Back in the late seventies when I was a young impressionable student and not long a believing Christian, an American pastor (whom I greatly respected and still do) told me that there were hundreds of thousands, maybe millions of genuine Christians in America. I simply didn't believe him. I immediately said, "There couldn't be: it'd make more of a difference".
Thirty years later, I'm not sure which is sadder: that I eventually came to believe him as a young man -- lowering my expectations of Christianity in the process -- or that I have come to realise that I was probably right to begin with -- that what often passes for Christianity there (as here and elsewhere) is really just more religion moulded to suit its adherents.
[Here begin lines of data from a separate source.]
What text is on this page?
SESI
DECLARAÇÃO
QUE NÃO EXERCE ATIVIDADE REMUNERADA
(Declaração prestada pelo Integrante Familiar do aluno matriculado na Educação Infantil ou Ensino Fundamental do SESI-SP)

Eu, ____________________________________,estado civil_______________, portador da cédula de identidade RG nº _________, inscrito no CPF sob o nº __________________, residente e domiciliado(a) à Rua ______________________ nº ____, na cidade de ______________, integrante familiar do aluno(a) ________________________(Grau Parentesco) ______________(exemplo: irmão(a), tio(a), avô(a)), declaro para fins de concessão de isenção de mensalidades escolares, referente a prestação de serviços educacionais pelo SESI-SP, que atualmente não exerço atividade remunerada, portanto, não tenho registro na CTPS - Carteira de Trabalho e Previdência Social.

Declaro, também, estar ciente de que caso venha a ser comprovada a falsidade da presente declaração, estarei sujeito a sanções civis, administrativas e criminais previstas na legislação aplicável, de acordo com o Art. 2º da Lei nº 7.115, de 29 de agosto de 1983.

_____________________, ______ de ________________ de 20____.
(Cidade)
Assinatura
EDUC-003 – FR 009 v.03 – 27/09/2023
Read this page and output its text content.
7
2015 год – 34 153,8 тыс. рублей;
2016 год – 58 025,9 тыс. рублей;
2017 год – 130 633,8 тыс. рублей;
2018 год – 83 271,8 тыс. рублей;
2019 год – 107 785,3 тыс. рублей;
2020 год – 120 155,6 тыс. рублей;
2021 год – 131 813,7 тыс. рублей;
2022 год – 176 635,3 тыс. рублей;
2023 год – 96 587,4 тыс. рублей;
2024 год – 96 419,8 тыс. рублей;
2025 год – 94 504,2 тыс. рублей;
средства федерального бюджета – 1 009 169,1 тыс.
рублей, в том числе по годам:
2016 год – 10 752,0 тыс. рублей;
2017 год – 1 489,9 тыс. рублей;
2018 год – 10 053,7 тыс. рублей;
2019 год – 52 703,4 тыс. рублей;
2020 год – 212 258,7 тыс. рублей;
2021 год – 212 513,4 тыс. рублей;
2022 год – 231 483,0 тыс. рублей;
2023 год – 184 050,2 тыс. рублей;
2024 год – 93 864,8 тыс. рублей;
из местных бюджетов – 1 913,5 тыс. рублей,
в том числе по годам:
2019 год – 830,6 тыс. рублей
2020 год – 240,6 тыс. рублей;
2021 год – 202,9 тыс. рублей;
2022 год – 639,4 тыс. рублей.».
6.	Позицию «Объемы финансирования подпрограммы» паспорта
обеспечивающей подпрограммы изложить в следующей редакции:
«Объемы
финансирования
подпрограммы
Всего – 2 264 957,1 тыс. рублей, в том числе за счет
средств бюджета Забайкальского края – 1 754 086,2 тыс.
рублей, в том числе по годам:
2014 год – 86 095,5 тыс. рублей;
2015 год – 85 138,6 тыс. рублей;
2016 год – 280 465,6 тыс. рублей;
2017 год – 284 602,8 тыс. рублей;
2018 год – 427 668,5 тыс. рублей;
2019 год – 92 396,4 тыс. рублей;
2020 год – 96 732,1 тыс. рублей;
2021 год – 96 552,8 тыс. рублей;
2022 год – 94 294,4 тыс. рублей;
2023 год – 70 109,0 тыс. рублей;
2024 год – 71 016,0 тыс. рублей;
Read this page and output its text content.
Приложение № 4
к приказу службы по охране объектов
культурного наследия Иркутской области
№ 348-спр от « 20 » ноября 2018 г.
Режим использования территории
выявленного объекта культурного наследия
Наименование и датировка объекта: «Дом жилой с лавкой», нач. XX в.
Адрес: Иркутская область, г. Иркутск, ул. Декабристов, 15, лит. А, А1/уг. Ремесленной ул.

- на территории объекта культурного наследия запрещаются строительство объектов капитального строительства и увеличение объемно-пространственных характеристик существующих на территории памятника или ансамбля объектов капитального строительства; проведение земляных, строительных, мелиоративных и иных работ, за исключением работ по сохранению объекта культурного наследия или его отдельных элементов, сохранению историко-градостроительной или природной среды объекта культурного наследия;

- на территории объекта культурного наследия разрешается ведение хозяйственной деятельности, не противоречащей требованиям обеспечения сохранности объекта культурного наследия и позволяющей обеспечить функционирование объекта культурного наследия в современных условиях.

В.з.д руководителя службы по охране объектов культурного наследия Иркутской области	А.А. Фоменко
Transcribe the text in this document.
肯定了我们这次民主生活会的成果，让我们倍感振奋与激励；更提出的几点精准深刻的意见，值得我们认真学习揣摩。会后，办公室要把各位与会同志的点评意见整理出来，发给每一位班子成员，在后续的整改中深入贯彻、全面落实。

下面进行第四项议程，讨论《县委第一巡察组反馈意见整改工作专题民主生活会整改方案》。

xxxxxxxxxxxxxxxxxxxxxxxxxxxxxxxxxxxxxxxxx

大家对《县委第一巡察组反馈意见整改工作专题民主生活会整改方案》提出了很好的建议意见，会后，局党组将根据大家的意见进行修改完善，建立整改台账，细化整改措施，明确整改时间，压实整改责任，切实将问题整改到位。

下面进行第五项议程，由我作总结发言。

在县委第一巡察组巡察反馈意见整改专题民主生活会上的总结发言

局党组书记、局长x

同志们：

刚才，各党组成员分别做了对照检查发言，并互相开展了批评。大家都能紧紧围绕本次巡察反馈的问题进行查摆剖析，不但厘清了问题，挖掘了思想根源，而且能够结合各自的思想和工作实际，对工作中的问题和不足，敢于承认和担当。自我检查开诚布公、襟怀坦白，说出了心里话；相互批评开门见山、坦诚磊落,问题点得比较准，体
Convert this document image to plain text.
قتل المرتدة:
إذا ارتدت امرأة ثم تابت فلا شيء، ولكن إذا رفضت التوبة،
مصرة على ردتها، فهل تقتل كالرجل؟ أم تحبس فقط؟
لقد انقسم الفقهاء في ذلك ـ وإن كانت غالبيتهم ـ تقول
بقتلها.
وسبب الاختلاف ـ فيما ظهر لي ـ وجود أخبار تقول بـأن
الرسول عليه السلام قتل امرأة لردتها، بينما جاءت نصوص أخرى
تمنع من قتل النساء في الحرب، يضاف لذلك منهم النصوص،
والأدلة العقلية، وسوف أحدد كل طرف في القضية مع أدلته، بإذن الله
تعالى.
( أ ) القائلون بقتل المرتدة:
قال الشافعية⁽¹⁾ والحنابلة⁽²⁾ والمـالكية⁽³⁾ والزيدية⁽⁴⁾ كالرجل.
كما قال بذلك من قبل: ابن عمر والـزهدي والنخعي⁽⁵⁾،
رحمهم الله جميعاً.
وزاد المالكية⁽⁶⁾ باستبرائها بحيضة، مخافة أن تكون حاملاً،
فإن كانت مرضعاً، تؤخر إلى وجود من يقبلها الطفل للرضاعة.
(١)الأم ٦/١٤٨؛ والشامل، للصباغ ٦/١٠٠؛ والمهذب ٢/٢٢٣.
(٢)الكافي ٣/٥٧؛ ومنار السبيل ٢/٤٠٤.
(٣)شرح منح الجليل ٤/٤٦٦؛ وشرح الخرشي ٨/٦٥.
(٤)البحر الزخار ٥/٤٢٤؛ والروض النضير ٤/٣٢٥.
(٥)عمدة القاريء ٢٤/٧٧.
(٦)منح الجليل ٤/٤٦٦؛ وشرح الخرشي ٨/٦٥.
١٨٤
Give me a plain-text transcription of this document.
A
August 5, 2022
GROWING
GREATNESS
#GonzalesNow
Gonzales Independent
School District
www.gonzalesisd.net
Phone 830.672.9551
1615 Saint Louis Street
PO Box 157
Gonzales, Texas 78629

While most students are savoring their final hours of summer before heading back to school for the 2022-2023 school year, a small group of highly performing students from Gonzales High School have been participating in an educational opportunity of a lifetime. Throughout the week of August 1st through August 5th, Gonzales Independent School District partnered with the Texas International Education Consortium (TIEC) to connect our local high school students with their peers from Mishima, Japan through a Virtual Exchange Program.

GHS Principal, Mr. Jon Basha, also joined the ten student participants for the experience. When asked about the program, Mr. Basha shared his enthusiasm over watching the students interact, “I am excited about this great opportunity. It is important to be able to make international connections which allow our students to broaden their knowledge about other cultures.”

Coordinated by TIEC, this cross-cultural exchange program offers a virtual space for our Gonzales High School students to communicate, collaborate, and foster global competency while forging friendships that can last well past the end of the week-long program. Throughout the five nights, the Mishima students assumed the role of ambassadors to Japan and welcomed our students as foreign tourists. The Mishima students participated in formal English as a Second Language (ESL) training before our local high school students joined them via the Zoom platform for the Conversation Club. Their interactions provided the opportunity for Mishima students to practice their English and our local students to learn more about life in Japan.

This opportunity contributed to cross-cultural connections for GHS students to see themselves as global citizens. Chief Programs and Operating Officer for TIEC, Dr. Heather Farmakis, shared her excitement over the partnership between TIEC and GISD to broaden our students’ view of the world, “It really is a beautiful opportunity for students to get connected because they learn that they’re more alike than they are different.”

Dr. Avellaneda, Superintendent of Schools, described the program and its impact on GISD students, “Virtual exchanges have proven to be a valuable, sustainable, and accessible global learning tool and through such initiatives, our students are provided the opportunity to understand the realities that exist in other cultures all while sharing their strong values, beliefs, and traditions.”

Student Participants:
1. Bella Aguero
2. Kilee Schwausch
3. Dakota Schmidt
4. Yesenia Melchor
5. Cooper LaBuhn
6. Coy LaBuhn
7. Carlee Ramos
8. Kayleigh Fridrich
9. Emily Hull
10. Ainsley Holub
Way back then, I left the strictures (and hidden abuses) of Catholicism to follow Christ as I thought, but eventually I found myself following an Evangelical religious agenda that was ultimately little different to that which I'd abandoned. Religion just isn't the answer: Jesus is.

Don't get me wrong: I've met some wonderful and inspiring people along the way. Most of the Evangelical Christians that I've met have been lovely, genuine, sincere, loving, kind people. And they've been very kind to me personally: I'd hate to hurt any of their feelings.

But the political culture that comes across from the American religious right, supported by my friends, is just so right-wing, dogmatic, misled, misleading, and simply wrong ...that I can't stand it. Honestly, I want to have nothing to do with it.

Evangelicals don't speak for God any more than the Pope does. Or the Ayatollah, Dalai Lama, Sun Myong Moon, Bono or Sinéad O'Connor. It's just more religion, a religion invented in America (like Mormonism) and if it could all be outlawed, it'd be a good thing: Christians could just go back to loving God and our neighbour and stop trying to dictate to others.

God bless America and free it from the bondage of religion.